Comme tu l’as compris, papa et maman voulaient me laisser toutes mes chances de vie. C’est pour ça que maman a décidé d’accoucher sans péridurale, pour être sûre de bien respirer, pour que je ne manque pas d’oxygène en naissant. Et elle est super fière car elle a drôlement bien réussi. Et quand je suis née, j’étais toute rose et jolie. Là, mes parents et tous ceux qui étaient autour, ils ont compris que j’étais une championne ! Papa m’a baptisée direct et ils ont chanté tous en chœur !

Maintenant, je suis là ! J’ai passé deux jours et demi en néonat. Puis j’ai rejoint maman à la maternité. Je bois mon biberon, je respire bien. La semaine dernière, papa et maman ont quand même cru très fort que j’allais mourir vite à cause d’une grosse hernie sur le ventre qu’on a découverte à ma naissance. Heureusement, c’est rentré dans l’ordre. Maintenant, maman se bat pour que je reprenne du poids et que je puisse rentrer à la maison ! Mais hier, on m’a découvert un souffle au cœur. Possible que j’aie quand même un truc au cœur finalement… On verra bien ce que dit le cardio-pédiatre. A chaque jour sa petite surprise !

Depuis que je suis née, il y a eu plusieurs rebondissements ! Mais papa et maman confient ma petite vie à la Providence. Maman, répète que je suis une vraie championne. Que c’est moi qui les guide. Ils ne savent pas où je vais les emmener. Ils ont juste à essayer de m’accompagner. Il faut quand même que je te dise que si papa et maman arrivent à vivre tout ça avec une certaine sérénité, ce n’est pas parce qu’ils sont extraordinaires ou d’autres mots qu’ils entendent. C’est juste qu’ils ont une force qui leur est donnée, et ils voient bien qu’elle ne vient pas d’eux, mais du fait que plein d’amis pensent très fort à nous, ici bas, mais aussi là-haut, comme le professeur Jérôme Lejeune et Zélie Martin dont je porte le prénom. Papa et maman, ils savent bien qu’un jour je vais partir. Quand ce sera l’heure. Mais pour le moment, j’ai encore plein de travail à faire ici, plein de cœurs à toucher avec ma petite vie.
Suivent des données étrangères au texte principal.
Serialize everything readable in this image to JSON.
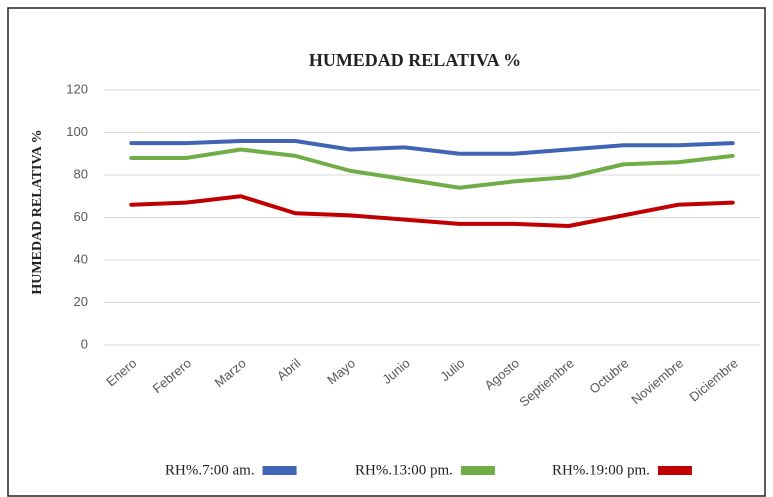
{
  "chart_data": {
    "type": "line",
    "title": "HUMEDAD RELATIVA %",
    "y_label": "HUMEDAD RELATIVA %",
    "categories": [
      "Enero",
      "Febrero",
      "Marzo",
      "Abril",
      "Mayo",
      "Junio",
      "Julio",
      "Agosto",
      "Septiembre",
      "Octubre",
      "Noviembre",
      "Diciembre"
    ],
    "series": [
      {
        "name": "RH%.7:00 am.",
        "color": "#4065b4",
        "values": [
          95,
          95,
          96,
          96,
          92,
          93,
          90,
          90,
          92,
          94,
          94,
          95
        ]
      },
      {
        "name": "RH%.13:00 pm.",
        "color": "#70ad47",
        "values": [
          88,
          88,
          92,
          89,
          82,
          78,
          74,
          77,
          79,
          85,
          86,
          89
        ]
      },
      {
        "name": "RH%.19:00 pm.",
        "color": "#c00000",
        "values": [
          66,
          67,
          70,
          62,
          61,
          59,
          57,
          57,
          56,
          61,
          66,
          67
        ]
      }
    ],
    "ylim": [
      0,
      120
    ],
    "yticks": [
      0,
      20,
      40,
      60,
      80,
      100,
      120
    ],
    "grid": true,
    "legend": "bottom"
  }
}
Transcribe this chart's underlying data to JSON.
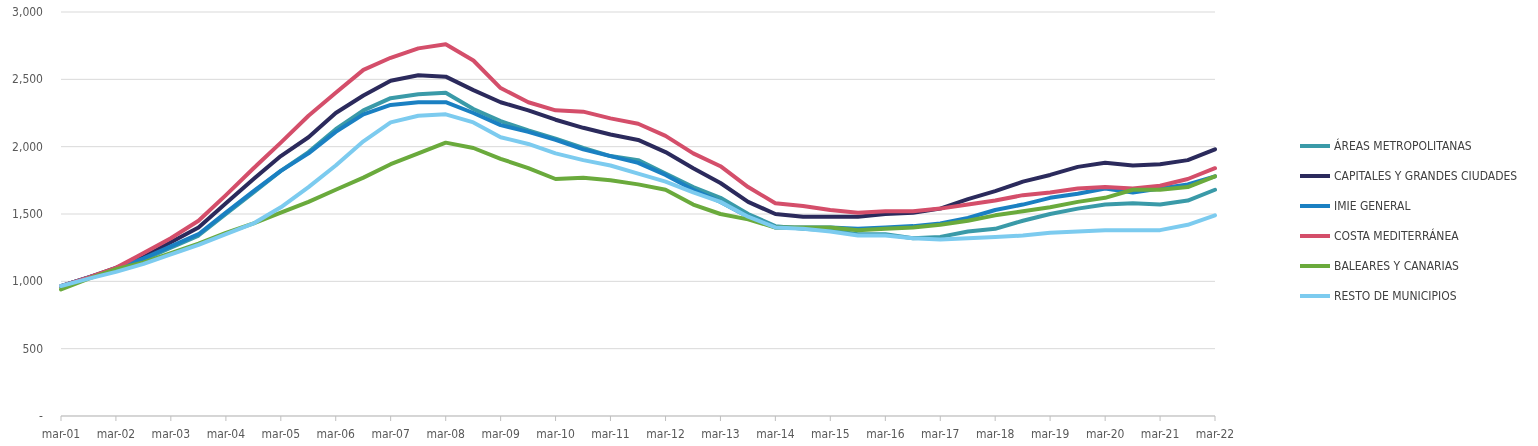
{
  "chart_data": {
    "type": "line",
    "legend": "right",
    "grid": "y",
    "line_style": "solid",
    "marker": "none",
    "x": [
      "2001-03",
      "2001-09",
      "2002-03",
      "2002-09",
      "2003-03",
      "2003-09",
      "2004-03",
      "2004-09",
      "2005-03",
      "2005-09",
      "2006-03",
      "2006-09",
      "2007-03",
      "2007-09",
      "2008-03",
      "2008-09",
      "2009-03",
      "2009-09",
      "2010-03",
      "2010-09",
      "2011-03",
      "2011-09",
      "2012-03",
      "2012-09",
      "2013-03",
      "2013-09",
      "2014-03",
      "2014-09",
      "2015-03",
      "2015-09",
      "2016-03",
      "2016-09",
      "2017-03",
      "2017-09",
      "2018-03",
      "2018-09",
      "2019-03",
      "2019-09",
      "2020-03",
      "2020-09",
      "2021-03",
      "2021-09",
      "2022-03"
    ],
    "xlim": [
      "2001-03",
      "2022-03"
    ],
    "xticks": [
      {
        "value": "2001-03",
        "label": "mar-01"
      },
      {
        "value": "2002-03",
        "label": "mar-02"
      },
      {
        "value": "2003-03",
        "label": "mar-03"
      },
      {
        "value": "2004-03",
        "label": "mar-04"
      },
      {
        "value": "2005-03",
        "label": "mar-05"
      },
      {
        "value": "2006-03",
        "label": "mar-06"
      },
      {
        "value": "2007-03",
        "label": "mar-07"
      },
      {
        "value": "2008-03",
        "label": "mar-08"
      },
      {
        "value": "2009-03",
        "label": "mar-09"
      },
      {
        "value": "2010-03",
        "label": "mar-10"
      },
      {
        "value": "2011-03",
        "label": "mar-11"
      },
      {
        "value": "2012-03",
        "label": "mar-12"
      },
      {
        "value": "2013-03",
        "label": "mar-13"
      },
      {
        "value": "2014-03",
        "label": "mar-14"
      },
      {
        "value": "2015-03",
        "label": "mar-15"
      },
      {
        "value": "2016-03",
        "label": "mar-16"
      },
      {
        "value": "2017-03",
        "label": "mar-17"
      },
      {
        "value": "2018-03",
        "label": "mar-18"
      },
      {
        "value": "2019-03",
        "label": "mar-19"
      },
      {
        "value": "2020-03",
        "label": "mar-20"
      },
      {
        "value": "2021-03",
        "label": "mar-21"
      },
      {
        "value": "2022-03",
        "label": "mar-22"
      }
    ],
    "ylim": [
      0,
      3000
    ],
    "yticks": [
      {
        "value": 0,
        "label": "-"
      },
      500,
      {
        "value": 1000,
        "label": "1,000"
      },
      {
        "value": 1500,
        "label": "1,500"
      },
      {
        "value": 2000,
        "label": "2,000"
      },
      {
        "value": 2500,
        "label": "2,500"
      },
      {
        "value": 3000,
        "label": "3,000"
      }
    ],
    "series": [
      {
        "name": "ÁREAS METROPOLITANAS",
        "color": "#3a9aa8",
        "values": [
          965,
          1030,
          1090,
          1160,
          1250,
          1340,
          1500,
          1660,
          1820,
          1960,
          2130,
          2270,
          2360,
          2390,
          2400,
          2280,
          2190,
          2120,
          2060,
          1990,
          1930,
          1900,
          1800,
          1700,
          1620,
          1500,
          1410,
          1390,
          1380,
          1350,
          1350,
          1320,
          1330,
          1370,
          1390,
          1450,
          1500,
          1540,
          1570,
          1580,
          1570,
          1600,
          1680
        ]
      },
      {
        "name": "CAPITALES Y GRANDES CIUDADES",
        "color": "#2b2a5c",
        "values": [
          965,
          1030,
          1100,
          1180,
          1290,
          1400,
          1580,
          1760,
          1930,
          2070,
          2250,
          2380,
          2490,
          2530,
          2520,
          2420,
          2330,
          2270,
          2200,
          2140,
          2090,
          2050,
          1960,
          1840,
          1730,
          1590,
          1500,
          1480,
          1480,
          1480,
          1500,
          1510,
          1540,
          1610,
          1670,
          1740,
          1790,
          1850,
          1880,
          1860,
          1870,
          1900,
          1980
        ]
      },
      {
        "name": "IMIE GENERAL",
        "color": "#1a80c2",
        "values": [
          965,
          1030,
          1090,
          1170,
          1260,
          1350,
          1510,
          1670,
          1820,
          1950,
          2110,
          2240,
          2310,
          2330,
          2330,
          2250,
          2160,
          2110,
          2050,
          1980,
          1930,
          1880,
          1790,
          1680,
          1590,
          1480,
          1400,
          1400,
          1400,
          1390,
          1400,
          1410,
          1430,
          1470,
          1530,
          1570,
          1620,
          1650,
          1690,
          1660,
          1690,
          1720,
          1780
        ]
      },
      {
        "name": "COSTA MEDITERRÁNEA",
        "color": "#d44e6a",
        "values": [
          965,
          1030,
          1100,
          1210,
          1320,
          1450,
          1640,
          1840,
          2030,
          2230,
          2400,
          2570,
          2660,
          2730,
          2760,
          2640,
          2435,
          2330,
          2270,
          2260,
          2210,
          2170,
          2080,
          1950,
          1855,
          1700,
          1580,
          1560,
          1530,
          1510,
          1520,
          1520,
          1540,
          1570,
          1600,
          1640,
          1660,
          1690,
          1700,
          1690,
          1710,
          1760,
          1840
        ]
      },
      {
        "name": "BALEARES Y CANARIAS",
        "color": "#6aaa3c",
        "values": [
          940,
          1020,
          1090,
          1140,
          1210,
          1280,
          1360,
          1430,
          1510,
          1590,
          1680,
          1770,
          1870,
          1950,
          2030,
          1990,
          1910,
          1840,
          1760,
          1770,
          1750,
          1720,
          1680,
          1570,
          1500,
          1460,
          1400,
          1400,
          1400,
          1380,
          1390,
          1400,
          1420,
          1450,
          1490,
          1520,
          1550,
          1590,
          1620,
          1680,
          1680,
          1700,
          1780
        ]
      },
      {
        "name": "RESTO DE MUNICIPIOS",
        "color": "#7ccbef",
        "values": [
          965,
          1020,
          1070,
          1130,
          1200,
          1270,
          1350,
          1430,
          1550,
          1700,
          1860,
          2040,
          2180,
          2230,
          2240,
          2180,
          2070,
          2020,
          1950,
          1900,
          1860,
          1800,
          1740,
          1660,
          1590,
          1480,
          1400,
          1390,
          1370,
          1340,
          1340,
          1320,
          1310,
          1320,
          1330,
          1340,
          1360,
          1370,
          1380,
          1380,
          1380,
          1420,
          1490
        ]
      }
    ]
  }
}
Papa et maman, je t’assure qu’ils sont comme tout le monde. Quand j’étais dans le ventre de maman, je sentais parfois des secousses et des secousses. Maintenant, ça arrive encore ; quand je suis dans ses bras, je sens les mêmes secousses avec plein d’eau qui sort de ses yeux. Mais ça ne dure jamais bien longtemps. Ce qui la console, maman, c’est de voir tous les fruits que porte déjà ma toute petite vie.

Voilà, ma petite Marie, j’espère n’avoir pas été trop longue. Si toi et tous tes copains veulent me suivre, allez voir ma page Facebook. Il suffit de taper : « La petite vie d’Azélie ». Je te fais plein de bisous tout doux et demande à ceux qui le peuvent de continuer à penser très très fort à nous tous, chacun à sa manière.

Azélie (sous la plume de ma maman Aurélie, entre deux tétées)

 

https://www.facebook.com/lapetiteviedazelie2015/?fref=ts

NB : Finalement La petite vie d’Azélie a duré un mois, mais un mois si dense et rempli de tant d’amour et que ce fut un immense cadeau pour ses parents.